3.2. Fractal Theory and Computational Methods

Fractal theory offers a methodology to explore the internal structure of irregular bodies through self-similarity [29]. Objects exhibiting fractal characteristics are described by the fractal dimension D, which can be used to quantify the complexity and irregularity of reservoir pore structures, with values typically ranging between two and three [30]. A D value nearing two indicates greater reservoir homogeneity and simpler pore structures, while a D value closer to three suggests heightened reservoir heterogeneity and more complex pore structures [31,32].

According to fractal theory, the cumulative volume percentage S(<r) of pores with diameters smaller than r in the reservoir can be expressed as follows [29]:

$$S\left(<\mathrm{r}\right)=\frac{{\mathrm{r}}^{3-D}-{\mathrm{r}}_{\mathrm{m}\mathrm{i}\mathrm{n}}^{3-D}}{{\mathrm{r}}_{\mathrm{m}\mathrm{a}\mathrm{x}}^{3-D}-{\mathrm{r}}_{\mathrm{m}\mathrm{i}\mathrm{n}}^{3-D}}$$

(1)

where r denotes the pore radius (μm), r_min stands for the minimum pore radius, r_max represents the maximum pore radius, S(r) is the density distribution function of the pore radius, and D is the fractal dimension.

In HPMI experiments, Equation (1) can be reformulated in terms of mercury saturation as follows:

$$S\left(<\mathrm{r}\right)=1-S_{\mathrm{H}\mathrm{g}}=\frac{{\mathrm{r}}^{3-D_{\mathrm{P}}}-{\mathrm{r}}_{\mathrm{m}\mathrm{i}\mathrm{n}}^{3-D_{\mathrm{P}}}}{{\mathrm{r}}_{\mathrm{m}\mathrm{a}\mathrm{x}}^{3-D_{\mathrm{P}}}-{\mathrm{r}}_{\mathrm{m}\mathrm{i}\mathrm{n}}^{3-D_{\mathrm{P}}}}$$

(2)

where S_Hg represents the cumulative mercury saturation (%) when the pore radius is r, and D_P is the fractal dimension of HPMI. Due to r_max $\gg$ r_min, Equation (2) simplifies to

$$S\left(<\mathrm{r}\right)=1-S_{\mathrm{H}\mathrm{g}}=\frac{{\mathrm{r}}^{3-D_{\mathrm{P}}}}{{\mathrm{r}}_{\mathrm{m}\mathrm{a}\mathrm{x}}^{3-D_{\mathrm{P}}}}$$

(3)

Taking the logarithm of Equation (3), the formula for computing the fractal dimension D_P based on pore size in HPMI experiments is derived as follows:

$$\mathrm{l}\mathrm{o}\mathrm{g}\left(1-S_{\mathrm{H}\mathrm{g}}\right)=(3-D_{\mathrm{P}})\mathrm{l}\mathrm{o}\mathrm{g}\mathrm{r}-\left(3-D_{\mathrm{P}}\right)\mathrm{l}\mathrm{o}\mathrm{g}{\mathrm{r}}_{\mathrm{m}\mathrm{a}\mathrm{x}}$$

(4)

Equation (4) reveals a linear relationship between log(1 − S_Hg) and logr. The fractal dimension D_P can therefore be determined using double logarithmic coordinates.

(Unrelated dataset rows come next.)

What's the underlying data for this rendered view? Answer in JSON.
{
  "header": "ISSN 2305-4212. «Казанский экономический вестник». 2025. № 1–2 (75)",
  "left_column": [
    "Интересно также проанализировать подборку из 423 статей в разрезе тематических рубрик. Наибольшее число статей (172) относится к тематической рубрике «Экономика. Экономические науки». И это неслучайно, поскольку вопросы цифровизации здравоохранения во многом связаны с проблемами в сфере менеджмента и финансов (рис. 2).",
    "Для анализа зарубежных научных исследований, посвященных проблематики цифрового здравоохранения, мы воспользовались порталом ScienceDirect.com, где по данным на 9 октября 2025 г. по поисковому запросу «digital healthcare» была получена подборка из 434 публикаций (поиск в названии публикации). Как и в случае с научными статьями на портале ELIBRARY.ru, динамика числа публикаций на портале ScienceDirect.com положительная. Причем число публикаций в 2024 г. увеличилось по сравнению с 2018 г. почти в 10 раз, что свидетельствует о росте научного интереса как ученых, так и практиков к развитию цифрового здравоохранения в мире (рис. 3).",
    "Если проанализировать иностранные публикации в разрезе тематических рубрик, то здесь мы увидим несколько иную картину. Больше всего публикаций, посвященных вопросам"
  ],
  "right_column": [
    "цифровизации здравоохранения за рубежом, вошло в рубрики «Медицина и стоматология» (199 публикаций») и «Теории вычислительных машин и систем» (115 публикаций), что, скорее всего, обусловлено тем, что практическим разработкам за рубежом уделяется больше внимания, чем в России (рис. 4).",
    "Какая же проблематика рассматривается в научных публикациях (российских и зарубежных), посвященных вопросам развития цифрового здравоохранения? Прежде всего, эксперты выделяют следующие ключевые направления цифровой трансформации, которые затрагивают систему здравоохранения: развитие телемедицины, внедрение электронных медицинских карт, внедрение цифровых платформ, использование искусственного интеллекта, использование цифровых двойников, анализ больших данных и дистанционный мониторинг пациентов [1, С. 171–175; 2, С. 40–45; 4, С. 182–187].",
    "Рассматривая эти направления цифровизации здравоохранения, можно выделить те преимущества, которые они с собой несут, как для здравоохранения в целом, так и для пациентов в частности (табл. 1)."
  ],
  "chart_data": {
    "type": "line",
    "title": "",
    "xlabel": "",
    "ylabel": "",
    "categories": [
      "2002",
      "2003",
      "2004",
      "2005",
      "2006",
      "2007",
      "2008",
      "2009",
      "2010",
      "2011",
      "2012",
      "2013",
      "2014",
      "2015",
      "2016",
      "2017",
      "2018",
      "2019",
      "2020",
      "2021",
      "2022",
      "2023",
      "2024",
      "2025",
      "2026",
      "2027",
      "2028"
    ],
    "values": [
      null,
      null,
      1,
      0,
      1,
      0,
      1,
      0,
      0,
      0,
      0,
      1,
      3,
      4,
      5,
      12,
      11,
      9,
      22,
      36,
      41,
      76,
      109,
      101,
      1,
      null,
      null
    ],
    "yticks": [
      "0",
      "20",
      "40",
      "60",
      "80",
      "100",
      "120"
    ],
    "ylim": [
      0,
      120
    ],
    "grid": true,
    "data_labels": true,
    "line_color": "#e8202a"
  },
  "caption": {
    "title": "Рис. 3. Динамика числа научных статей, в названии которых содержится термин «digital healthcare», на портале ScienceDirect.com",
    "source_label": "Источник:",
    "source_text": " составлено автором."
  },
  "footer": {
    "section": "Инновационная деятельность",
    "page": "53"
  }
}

In contrast to HPMI experiments, which directly correlate pore size and volume, NMR testing typically utilizes the transverse relaxation time T₂ to reflect surface relaxation determined by the specific surface area and relaxation rate [33]. The relationship between T₂ and r is expressed by the following equation:

$$\frac{1}{T_2}=\rho \left(\frac{S}{V}\right)=F_{\mathrm{s}}\frac{\rho }{\mathrm{r}}$$

(5)

where ρ denotes the surface relaxation rate (considered constant), T₂ represents the transverse relaxation time (m/ms), S/V is the ratio of pore space surface area to volume. Fs is a constant geometric shape factor, where Fs equals 1, 2, or 3 for planar, cylindrical, and spherical models, respectively [33]. For this study, cylindrical pores are assumed, and the constant value (Fs) is set to 2.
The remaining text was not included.